Libération (Casablanca)

Maroc: La pression fiscale au Maroc est des plus importantes au monde

Le Royaume est l'un des trois pays d'Afrique qui ont mis en place un système de télé-déclaration des impôts

La pression fiscale sur les entreprises au Maroc est l'une des plus importantes, tant à l'échelle continentale que mondiale. C'est ce qui ressort du rapport « Paying Taxes 2014 - The Global Picture », la neuvième édition de l'étude annuelle dans laquelle PwC et la Banque mondiale décortiquent les systèmes fiscaux de 189 pays.

En effet, selon cette étude qui vient de paraître, le Maroc est le 78ème pays à avoir le taux d'imposition total le plus élevé avec 49,6% (constitué principalement par les charges sociales de l'ordre de 22,7%). Au niveau régional, le Royaume est le deuxième pays où la pression fiscale est la plus importante après la Tunisie (60ème), suivi par la Libye (116ème), l'Algérie (174ème) et la Mauritanie (181ème).

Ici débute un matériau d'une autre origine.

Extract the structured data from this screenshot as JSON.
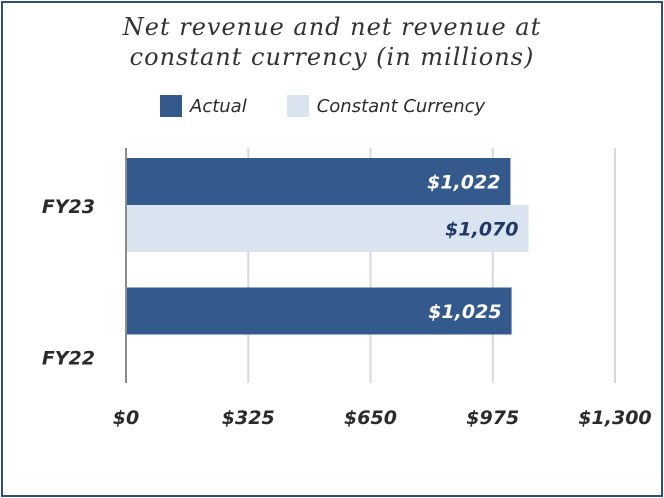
{
  "chart_data": {
    "type": "bar",
    "orientation": "horizontal",
    "title": [
      "Net revenue and net revenue at",
      "constant currency (in millions)"
    ],
    "categories": [
      "FY23",
      "FY22"
    ],
    "series": [
      {
        "name": "Actual",
        "color": "#34598C",
        "values": [
          1022,
          1025
        ],
        "labels": [
          "$1,022",
          "$1,025"
        ]
      },
      {
        "name": "Constant Currency",
        "color": "#DAE3F0",
        "values": [
          1070,
          null
        ],
        "labels": [
          "$1,070",
          ""
        ]
      }
    ],
    "x_ticks": [
      0,
      325,
      650,
      975,
      1300
    ],
    "x_tick_labels": [
      "$0",
      "$325",
      "$650",
      "$975",
      "$1,300"
    ],
    "xlim": [
      0,
      1300
    ],
    "grid": true,
    "legend_position": "top"
  },
  "colors": {
    "border": "#2E4F7E",
    "grid": "#D9D9D9",
    "axis": "#8C8C8C",
    "label_dark": "#1F3864",
    "label_light": "#ffffff",
    "tick_text": "#2b2b2b"
  }
}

Sur le continent africain qui constitue la zone qui a le taux le plus élevé au monde avec un taux d'imposition total moyen de 52,9% le Maroc est le 15ème pays d'Afrique à avoir le taux d'imposition moyen le plus élevé.

Cette étude constate, depuis son lancement il y a neuf ans, qu'au Maroc comme partout dans le monde, les taux d'impôt sur les sociétés ont constamment diminué, alors que les charges sociales se sont stabilisées et représentent désormais la part la plus importante de l'ensemble des obligations fiscales.

Le Maroc est donc appelé à optimiser et moderniser ses systèmes de paiement. «Les tendances de l'environnement fiscal international comme la mondialisation de l'économie, l'intensification de la concurrence entre pays en matière de recettes fiscales et la part accrue des biens sociaux correspondant à des actifs incorporels tels que les marques, les logiciels et le savoir-faire, exigent d'adapter les systèmes fiscaux mondiaux afin de répondre aux besoins de notre époque », a précisé, dans un communiqué dans une copie est parvenue à Libé, Mahat Chraibi, associée responsable du département juridique et fiscal de PwC Maroc.

L'étude en question souligne que la difficulté de paiement des obligations fiscales sur le continent est due principalement au manque de possibilité de payer de façon électronique : seuls trois pays, dont le Maroc, sur 53 ont mis en place un système de paiement électronique. «D'ailleurs, les entreprises marocaines y ont de plus en plus recours, faisant diminuer le nombre de paiements à 6, soit le plus faible de la région», précise-t-elle.

Par ailleurs, «à l'échelle mondiale, l'administration fiscale prend des mesures pour optimiser et moderniser les systèmes de paiement. Les contribuables de 76 économies peuvent à présent télédéclarer leurs impôts de quasiment partout dans le monde. L'utilisation des dernières technologies pour améliorer la qualité des services publics favorise la transparence et pour de nombreuses autorités fiscales, permet également d'élargir la base fiscale, ce qui constitue un développement aux répercussions macroéconomiques bénéfiques », selon Augusto Lopez Claros, directeur du Département indicateurs mondiaux et analyses au sein de la Banque mondiale.

«La réforme du système fiscal est essentielle et cette étude montre qu'il n'y a pas que l'impôt sur les sociétés qui compte. Il s'agit également de décider des modalités d'imposition : qui doit payer des impôts, comment et à quelle hauteur ?», a souligné Dominique Taty, associé responsable du conseil fiscal pour PwC en Afrique francophone subsaharienne, selon un communiqué de PwC.

Seul bémol, le rapport «Paying taxes 2014» met en évidence que le Maroc fait partie des 32 économies qui ont continué à prendre des mesures entre juin 2012 et juin 2013 pour faciliter le paiement d'impôts. Pour la troisième année consécutive, la réforme fiscale la plus fréquente est la mise en place ou l'amélioration des systèmes de déclaration et de paiement des impôts en ligne. L'allègement de la charge que représente le respect des contraintes réglementaires (le temps consacré aux obligations déclaratives et le nombre de paiements) a continué en 2012, mais à un rythme moindre.